To use Fibonacci retracement, first identify the highs and lows of a given period. Then, divide that range by the key Fibonacci ratios of 23.6 percent, 38.2 percent, 50 percent, 61.8 percent and 100%.
Once you've identified these numbers, use a charting program to draw horizontal lines between the high and low. This tool will then display Fibonacci retracement levels in that area on your chart.
Once a chart has been drawn, you can use it to make trade decisions. Retracement levels help identify potential entry and exit points, stop-loss levels and take profit levels.
Before investing real money into any trading strategy, it's essential to test it on a demo account first. This provides the best opportunity to gain insight into how the strategy functions and help avoid costly errors.
Once your strategy is in place, you can begin trading with it on an actual account. Begin by studying the charts of your desired asset to gain insight.
Once you identify the last wave of the primary trend and its pullback counterpart, a Fibonacci grid can be placed over both to reveal harmonic price levels. Combining these two grids may even reveal hidden obstacles which may indicate an advantageous trade entry point.
Learning how to utilize Fibonacci retracement is best achieved through practice. You can begin this strategy with a free demo account and once you feel comfortable with it, switch over to a fully funded live account.
Volatility
Volatility is an integral element of successful trading and can be used to identify profitable trades. Additionally, volatility provides insight into market movement and what to anticipate in the near future.
Volatility is the degree of price variation in a security or market index. It can range from quiet, steady movement to dramatic spikes that cause the market to jump up and down.

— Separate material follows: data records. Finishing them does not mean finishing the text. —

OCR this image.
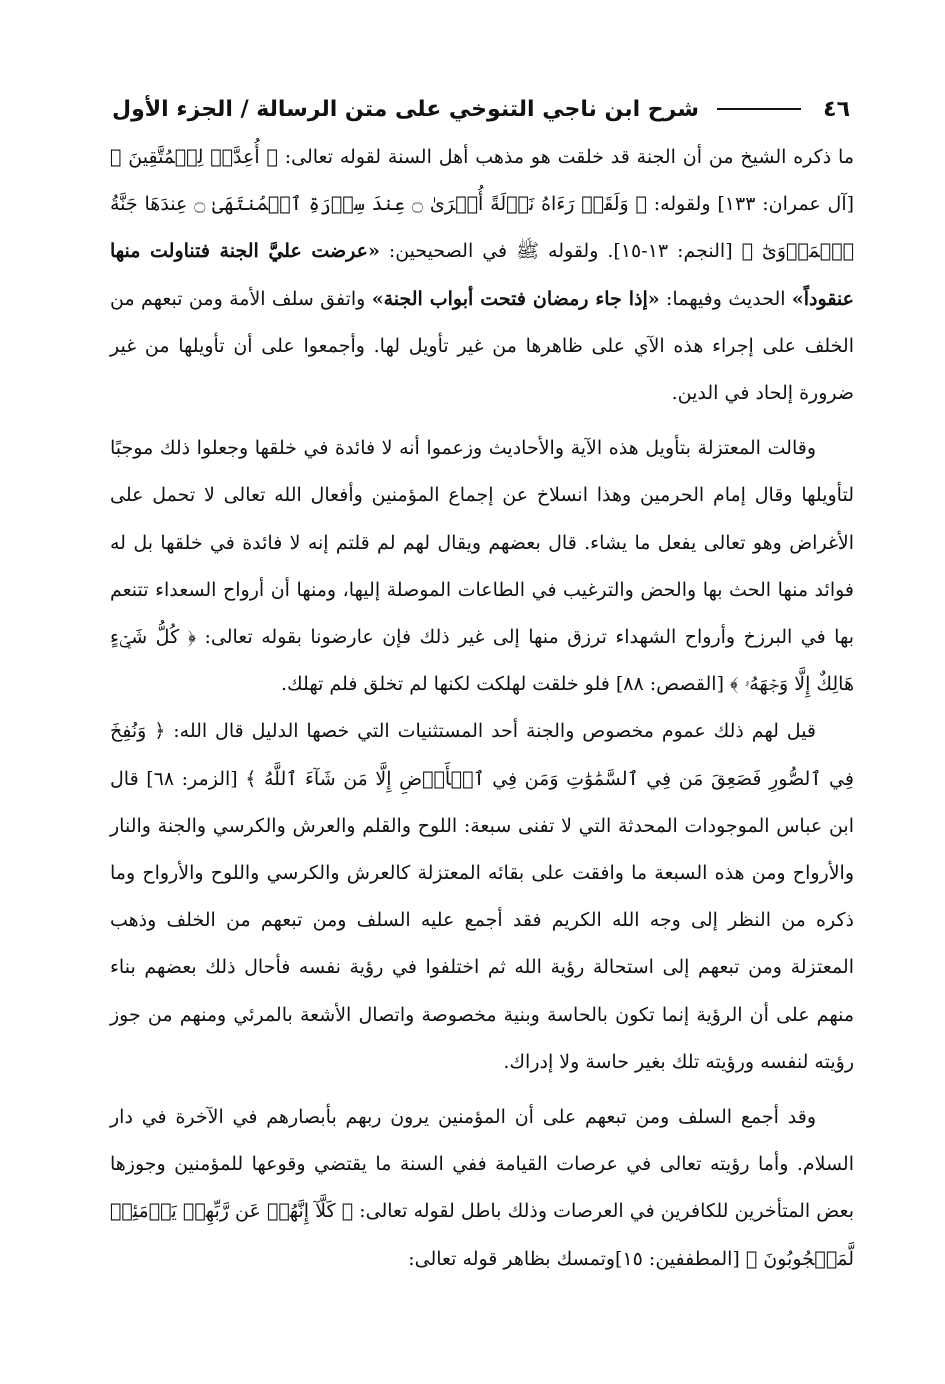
٤٦
شرح ابن ناجي التنوخي على متن الرسالة / الجزء الأول

ما ذكره الشيخ من أن الجنة قد خلقت هو مذهب أهل السنة لقوله تعالى: ﴿ أُعِدَّتۡ لِلۡمُتَّقِينَ ﴾ [آل عمران: ١٣٣] ولقوله: ﴿ وَلَقَدۡ رَءَاهُ نَزۡلَةً أُخۡرَىٰ ۝ عِندَ سِدۡرَةِ ٱلۡمُنتَهَىٰ ۝ عِندَهَا جَنَّةُ ٱلۡمَأۡوَىٰٓ ﴾ [النجم: ١٣-١٥]. ولقوله ﷺ في الصحيحين: «عرضت عليَّ الجنة فتناولت منها عنقوداً» الحديث وفيهما: «إذا جاء رمضان فتحت أبواب الجنة» واتفق سلف الأمة ومن تبعهم من الخلف على إجراء هذه الآي على ظاهرها من غير تأويل لها. وأجمعوا على أن تأويلها من غير ضرورة إلحاد في الدين.

وقالت المعتزلة بتأويل هذه الآية والأحاديث وزعموا أنه لا فائدة في خلقها وجعلوا ذلك موجبًا لتأويلها وقال إمام الحرمين وهذا انسلاخ عن إجماع المؤمنين وأفعال الله تعالى لا تحمل على الأغراض وهو تعالى يفعل ما يشاء. قال بعضهم ويقال لهم لم قلتم إنه لا فائدة في خلقها بل له فوائد منها الحث بها والحض والترغيب في الطاعات الموصلة إليها، ومنها أن أرواح السعداء تتنعم بها في البرزخ وأرواح الشهداء ترزق منها إلى غير ذلك فإن عارضونا بقوله تعالى: ﴿ كُلُّ شَيۡءٍ هَالِكٌ إِلَّا وَجۡهَهُۥ ﴾ [القصص: ٨٨] فلو خلقت لهلكت لكنها لم تخلق فلم تهلك.

قيل لهم ذلك عموم مخصوص والجنة أحد المستثنيات التي خصها الدليل قال الله: ﴿ وَنُفِخَ فِي ٱلصُّورِ فَصَعِقَ مَن فِي ٱلسَّمَٰوَٰتِ وَمَن فِي ٱلۡأَرۡضِ إِلَّا مَن شَآءَ ٱللَّهُ ﴾ [الزمر: ٦٨] قال ابن عباس الموجودات المحدثة التي لا تفنى سبعة: اللوح والقلم والعرش والكرسي والجنة والنار والأرواح ومن هذه السبعة ما وافقت على بقائه المعتزلة كالعرش والكرسي واللوح والأرواح وما ذكره من النظر إلى وجه الله الكريم فقد أجمع عليه السلف ومن تبعهم من الخلف وذهب المعتزلة ومن تبعهم إلى استحالة رؤية الله ثم اختلفوا في رؤية نفسه فأحال ذلك بعضهم بناء منهم على أن الرؤية إنما تكون بالحاسة وبنية مخصوصة واتصال الأشعة بالمرئي ومنهم من جوز رؤيته لنفسه ورؤيته تلك بغير حاسة ولا إدراك.

وقد أجمع السلف ومن تبعهم على أن المؤمنين يرون ربهم بأبصارهم في الآخرة في دار السلام. وأما رؤيته تعالى في عرصات القيامة ففي السنة ما يقتضي وقوعها للمؤمنين وجوزها بعض المتأخرين للكافرين في العرصات وذلك باطل لقوله تعالى: ﴿ كَلَّآ إِنَّهُمۡ عَن رَّبِّهِمۡ يَوۡمَئِذٖ لَّمَحۡجُوبُونَ ﴾ [المطففين: ١٥]وتمسك بظاهر قوله تعالى:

Stock market volatility is caused by a variety of factors, such as economic and political situations. It could be sparked by changes to tax laws, rumors about the economy, or even election-related speeches.
Volatility is often linked with stock market crashes, but it also presents several opportunities. For instance, if a company is about to release an important new product or report on its financial performance, volatility could signal that now is an ideal time to purchase shares of that business.
Some traders rely on the CBOE VIX volatility index to monitor stock market prices. However, many individuals are unaware that there are other indicators available which can also be used to assess market volatility.
One popular indicator is the average true range indicator (ATR), which measures the difference between a stock's price and its range over an extended period. Traders can use the ATR to identify periods of low volatility and high volatility.
Bollinger Bands are another indicator that can be used to gauge volatility. This indicator consists of two bands -- an upper and lower band -- that are two standard deviations above and below the 20-day moving average.
The higher the range, the more volatile an asset's underlying assets can be. Conversely, during periods of low volatility, bands become narrower and the space between them widens.
Some of the most widely-used volatility indicators include ATR, Donchian Channels and Bollinger Bands. These tools can be utilized to monitor any underlying asset's price movement.
Some volatility indicators rely on a straightforward mathematical model, while others employ more intricate calculations. No matter which option you opt for, understanding volatility is critical for successful trading.